Alexis Akrithakis (1939-1994) was a Greek painter known for his distinct artistic style and free spirit. His works have been a major influence for many contemporary Greek artists, and he is now considered one of the most prominent figures of Greek modernism. Due to his special interest in book illustrations and the use of drawings as a means of narration, the City of Athens Cultural Organisation chose Akrithakis as the focus of the first of the exhibitions organised on the occasion of Athens assuming the position of World Book Capital in April of 2018. The exhibition “The stories of Alexis Akrithakis”, featuring booklets, scrapbooks and notes with drawings and tales by the artist takes place at the Eleftherias Park Arts Centre in Athens until June 3, free of admission.
Alexis Akrithakis had always held a rebellious, unconventional attitude. He left his home at a young age and travelled alone to Paris, where he lived between 1958 and 1960, and audited classes at the Académie de la Grande Chaumière. There he was acquainted, among others, with renowned Swiss artist Alberto Giacometti. In 1965 his first major solo exhibition was hosted at the French Institute of Athens, receiving mixed reactions by the critics. Many more solo and group exhibitions would follow, in Greece and abroad. In 1968 he left for Berlin on a German Academic Exchange Service Scolarship (D.A.A.D.), and remained there until 1984.
His early works include linear compositions in black-and-white, a style he referred to as “tsiki-tsiki” – an onomatopoeic name alluding to the sound of pen on paper. He later went on to use specific poetic and symbolic motifs in compositions with intense color contrasts and outlines. Another distinctive feature of his art were his wooden constructions which he would paint or alter through the incorporation of materials like mirrors or plastic flowers. He was also involved in the design of music album covers and theatre stage sets, since his interest in the dramatic arts was awaken due to his experiences in Berlin.

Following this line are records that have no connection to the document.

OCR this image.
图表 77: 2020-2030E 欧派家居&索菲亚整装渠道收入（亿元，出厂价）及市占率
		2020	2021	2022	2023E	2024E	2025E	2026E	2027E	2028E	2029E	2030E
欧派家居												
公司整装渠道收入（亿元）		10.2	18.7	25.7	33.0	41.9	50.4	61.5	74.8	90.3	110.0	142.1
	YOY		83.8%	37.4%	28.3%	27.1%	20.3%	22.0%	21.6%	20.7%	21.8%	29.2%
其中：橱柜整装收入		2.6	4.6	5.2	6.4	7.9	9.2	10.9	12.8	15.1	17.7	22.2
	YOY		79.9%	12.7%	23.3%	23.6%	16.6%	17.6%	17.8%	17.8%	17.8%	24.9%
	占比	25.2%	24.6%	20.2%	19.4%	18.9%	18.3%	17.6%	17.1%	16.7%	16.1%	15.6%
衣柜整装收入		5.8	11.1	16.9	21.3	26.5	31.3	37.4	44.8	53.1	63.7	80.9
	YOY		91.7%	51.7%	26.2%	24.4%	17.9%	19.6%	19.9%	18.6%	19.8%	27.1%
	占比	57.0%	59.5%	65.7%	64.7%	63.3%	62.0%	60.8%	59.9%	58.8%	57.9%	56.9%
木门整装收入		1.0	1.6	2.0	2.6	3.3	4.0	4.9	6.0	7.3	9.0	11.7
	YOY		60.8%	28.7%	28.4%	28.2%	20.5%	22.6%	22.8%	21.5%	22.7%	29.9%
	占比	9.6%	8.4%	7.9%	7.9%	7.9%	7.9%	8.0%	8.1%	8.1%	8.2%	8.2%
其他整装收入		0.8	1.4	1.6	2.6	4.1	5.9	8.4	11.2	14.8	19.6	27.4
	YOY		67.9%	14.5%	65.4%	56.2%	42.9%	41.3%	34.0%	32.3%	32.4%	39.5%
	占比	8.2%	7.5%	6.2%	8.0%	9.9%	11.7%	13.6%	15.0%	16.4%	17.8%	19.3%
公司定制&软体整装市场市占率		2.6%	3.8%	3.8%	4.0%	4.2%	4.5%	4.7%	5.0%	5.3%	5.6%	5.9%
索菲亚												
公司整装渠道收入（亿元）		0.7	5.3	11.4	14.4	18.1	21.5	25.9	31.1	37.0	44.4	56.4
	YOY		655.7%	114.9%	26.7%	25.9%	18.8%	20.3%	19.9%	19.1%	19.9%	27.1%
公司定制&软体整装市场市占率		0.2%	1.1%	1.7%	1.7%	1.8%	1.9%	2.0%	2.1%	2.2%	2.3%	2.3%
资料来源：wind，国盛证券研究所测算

Akrithakis also had a unique relationship with literature and books as objects. He had illustrated various books by famous Greek authors and he also created his own stories through drawings, inspired by his daughter. Denys Zacharopoulos, famed art historian and critic and artistic director of the City of Athens Cultural Organisation, who curated the exhibition -with the collaboration of the artist’s daughter, Chloe Geitmann-Akrithaki– notes that “Akrithakis’ relation with words and books is unique […] His narration is never just words or image, it’s a breathtaking instance between the two”. In Akrithakis’ own words: “In painting, words are redundant; in poetry, drawings are redundant; yet you draw a poem, you write a painting”.